Jirafa se sonrió, murmurando que, por fin, alguien se había dado cuenta. Sólo lo había usado dos veces. La primera fue mal, muy mal, casi se rompió un dedo. Hubo risitas atropelladas, como de mentira. La segunda, el otro sangraba por la nariz como un cerdo. ¿Y no te asustaste? ¿Por qué? Estaba con mis amigos, en el descampado y esos tarados se lo merecían. Las risas se hicieron carcajadas, amortiguadas por el tamaño de nuestros pulmones.

– Mi padre dice que los chicos del descampado son mala gente – dije sin pensar.

– ¡¡Pues mi padre dice que eres gilipollas, Silvestre!! – Padilla me gritó justo al oído y me empujó con todas sus fuerzas.

Me fui de bruces contra el estómago del Jirafa. Los demás se apartaron de un salto, pero él, con desgana, me empujó con la mano izquierda (su mano mala) y me caí de lado sobre el soporte de la canasta de baloncesto. El círculo volvió a cerrarse sobre sí mismo como si estuviera vivo.
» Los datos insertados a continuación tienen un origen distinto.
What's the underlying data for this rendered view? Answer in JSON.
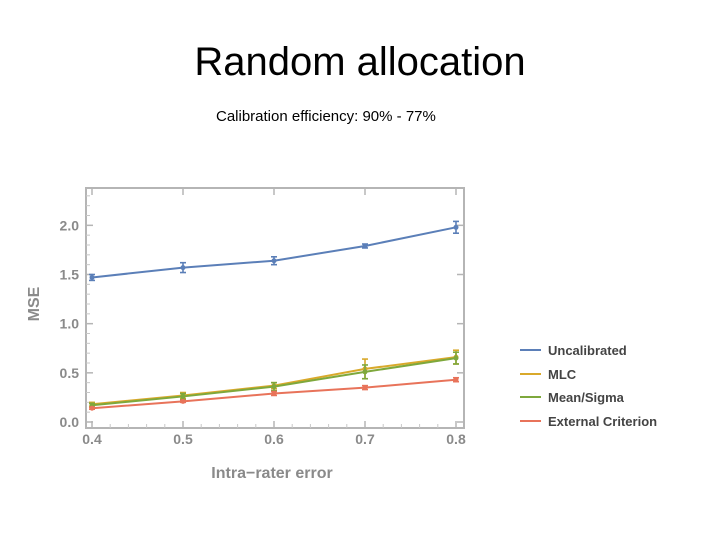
{
  "slide": {
    "title": "Random allocation",
    "subtitle": "Calibration efficiency:  90% - 77%"
  },
  "chart_data": {
    "type": "line",
    "xlabel": "Intra−rater error",
    "ylabel": "MSE",
    "x": [
      0.4,
      0.5,
      0.6,
      0.7,
      0.8
    ],
    "x_tick_labels": [
      "0.4",
      "0.5",
      "0.6",
      "0.7",
      "0.8"
    ],
    "y_tick_labels": [
      "0.0",
      "0.5",
      "1.0",
      "1.5",
      "2.0"
    ],
    "xlim": [
      0.4,
      0.8
    ],
    "ylim": [
      0.0,
      2.4
    ],
    "legend_position": "right",
    "series": [
      {
        "name": "Uncalibrated",
        "color": "#5b7fb8",
        "values": [
          1.47,
          1.57,
          1.64,
          1.79,
          1.98
        ],
        "err": [
          0.03,
          0.05,
          0.04,
          0.02,
          0.06
        ]
      },
      {
        "name": "MLC",
        "color": "#d9a92b",
        "values": [
          0.18,
          0.27,
          0.37,
          0.54,
          0.66
        ],
        "err": [
          0.02,
          0.03,
          0.03,
          0.1,
          0.07
        ]
      },
      {
        "name": "Mean/Sigma",
        "color": "#7ea83c",
        "values": [
          0.17,
          0.26,
          0.36,
          0.51,
          0.65
        ],
        "err": [
          0.02,
          0.03,
          0.04,
          0.07,
          0.06
        ]
      },
      {
        "name": "External Criterion",
        "color": "#e8735a",
        "values": [
          0.14,
          0.21,
          0.29,
          0.35,
          0.43
        ],
        "err": [
          0.01,
          0.01,
          0.02,
          0.02,
          0.02
        ]
      }
    ]
  }
}
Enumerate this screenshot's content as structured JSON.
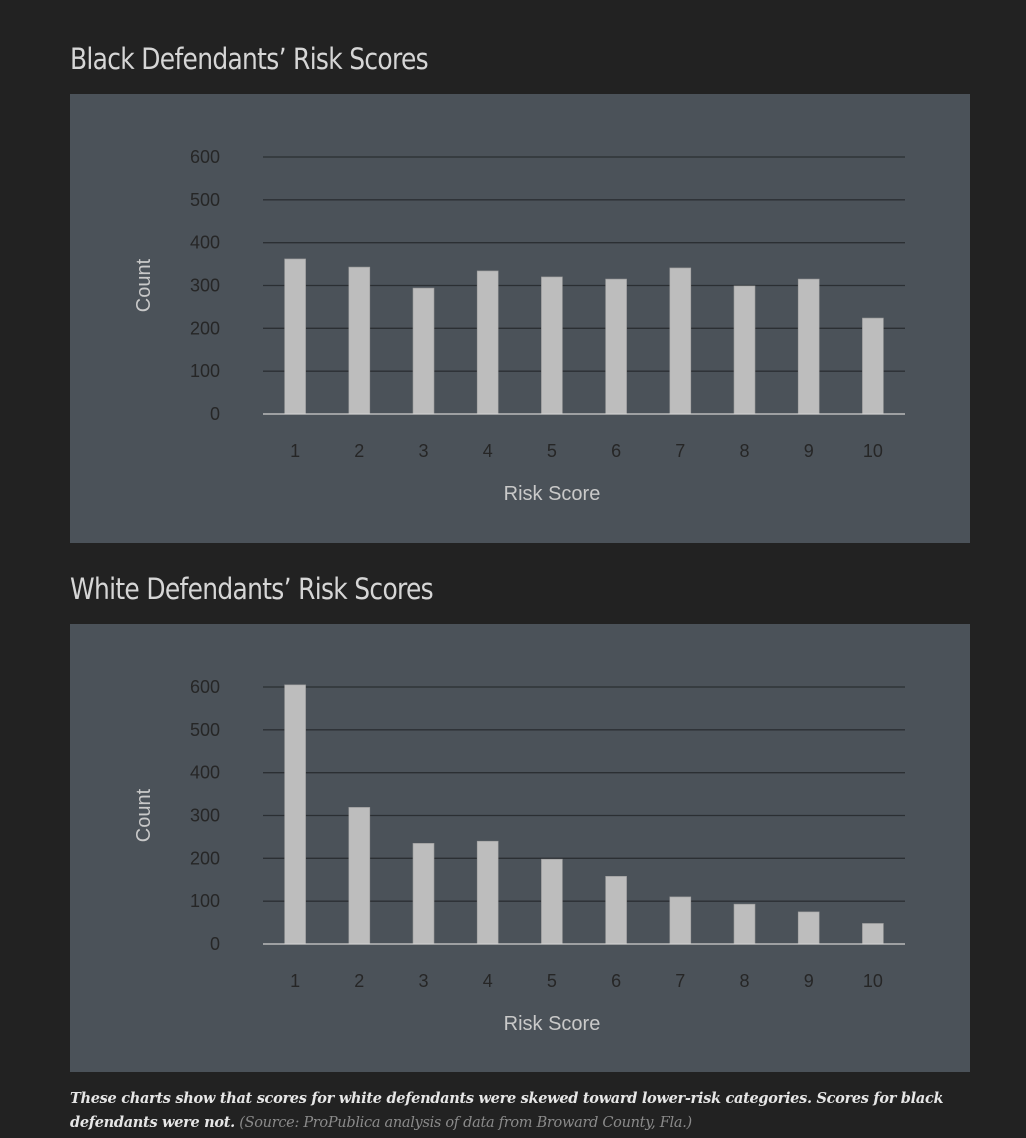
{
  "chart_data": [
    {
      "type": "bar",
      "title": "Black Defendants’ Risk Scores",
      "xlabel": "Risk Score",
      "ylabel": "Count",
      "categories": [
        "1",
        "2",
        "3",
        "4",
        "5",
        "6",
        "7",
        "8",
        "9",
        "10"
      ],
      "values": [
        362,
        343,
        294,
        334,
        320,
        315,
        341,
        299,
        315,
        224
      ],
      "yticks": [
        "0",
        "100",
        "200",
        "300",
        "400",
        "500",
        "600"
      ],
      "ylim": [
        0,
        600
      ],
      "grid": true,
      "legend": null
    },
    {
      "type": "bar",
      "title": "White Defendants’ Risk Scores",
      "xlabel": "Risk Score",
      "ylabel": "Count",
      "categories": [
        "1",
        "2",
        "3",
        "4",
        "5",
        "6",
        "7",
        "8",
        "9",
        "10"
      ],
      "values": [
        605,
        319,
        235,
        240,
        198,
        158,
        110,
        93,
        75,
        48
      ],
      "yticks": [
        "0",
        "100",
        "200",
        "300",
        "400",
        "500",
        "600"
      ],
      "ylim": [
        0,
        600
      ],
      "grid": true,
      "legend": null
    }
  ],
  "colors": {
    "page_bg": "#222222",
    "panel_bg": "#4b5259",
    "bar": "#bdbdbd",
    "gridline": "#2b2f33",
    "tick_text": "#262626",
    "axis_title": "#c9c9c9"
  },
  "caption": {
    "main": "These charts show that scores for white defendants were skewed toward lower-risk categories. Scores for black defendants were not.",
    "source": "(Source: ProPublica analysis of data from Broward County, Fla.)"
  }
}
Me levanté limpiándome a manotazos el pantalón. Me dolía mucho una rodilla. Me aparté caminando de espaldas, sin perderles de vista, cojeando. Mientras me alejaba, escuché la voz del Jirafa diciendo que me dejaran tranquilo, que no iba a dejar de ser gilipollas en toda mi vida. En realidad, lo adornó, con algunos de sus nuevos insultos barrocos y floridos que ya no recuerdo. Aunque los recitó con una cierta desgana, casi sin odio, decidí vengarme.
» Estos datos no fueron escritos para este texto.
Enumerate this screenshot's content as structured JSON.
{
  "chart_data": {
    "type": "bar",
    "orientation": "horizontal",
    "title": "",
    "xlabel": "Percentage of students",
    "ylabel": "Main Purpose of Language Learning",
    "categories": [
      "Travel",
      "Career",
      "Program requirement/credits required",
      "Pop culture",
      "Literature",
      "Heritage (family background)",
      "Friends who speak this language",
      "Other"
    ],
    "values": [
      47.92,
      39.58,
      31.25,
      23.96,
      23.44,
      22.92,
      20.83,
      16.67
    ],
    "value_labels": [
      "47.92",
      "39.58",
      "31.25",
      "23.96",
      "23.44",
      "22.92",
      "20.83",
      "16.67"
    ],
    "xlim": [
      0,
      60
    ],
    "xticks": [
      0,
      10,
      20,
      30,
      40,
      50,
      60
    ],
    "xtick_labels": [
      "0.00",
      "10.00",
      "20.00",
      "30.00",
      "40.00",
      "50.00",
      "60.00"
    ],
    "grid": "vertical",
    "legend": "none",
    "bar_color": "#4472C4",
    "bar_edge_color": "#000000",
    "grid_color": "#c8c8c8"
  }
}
Fue en clase de gimnasia, un viernes a última hora, el curso antes de irme al instituto. Como solo teníamos una canasta, el profesor hacía dos equipos y uno defendía mientras el otro atacaba durante diez minutos. Después, cambiábamos y lo llamábamos el segundo tiempo. En ese segundo tiempo, a mi equipo le tocaba atacar. Ya pasada la mitad de nuestros diez minutos de ataque, me quedé un poco lejos, pero solo, y Gómez me pasó el balón. Padilla en dos zancadas se plantó frente a mí, pero con una agilidad que sólo fue mía en aquel instante, lo esquivé y, todavía lejos del Jirafa, salté y lancé a canasta. El balón inició una parábola perfecta desde casi cinco metros. Suspendido aún en el aire, la respiración me supo dulce como nunca al ver la cara del Jirafa mientras estiraba el brazo en un salto que él sabía inútil. Deseé no volver nunca al suelo.

Estaba levantando los brazos para celebrarlo, cuando el Jirafa ya estaba mirándome y gritando con su vozarrón de hombre:

– ¡Ha sido suerte, Silvestre! ¡¡Sólo suerte!! ¿¿Te enteras??

Todos se rieron, incluido el profesor, que dio por terminado el partido y nos mandó a casa.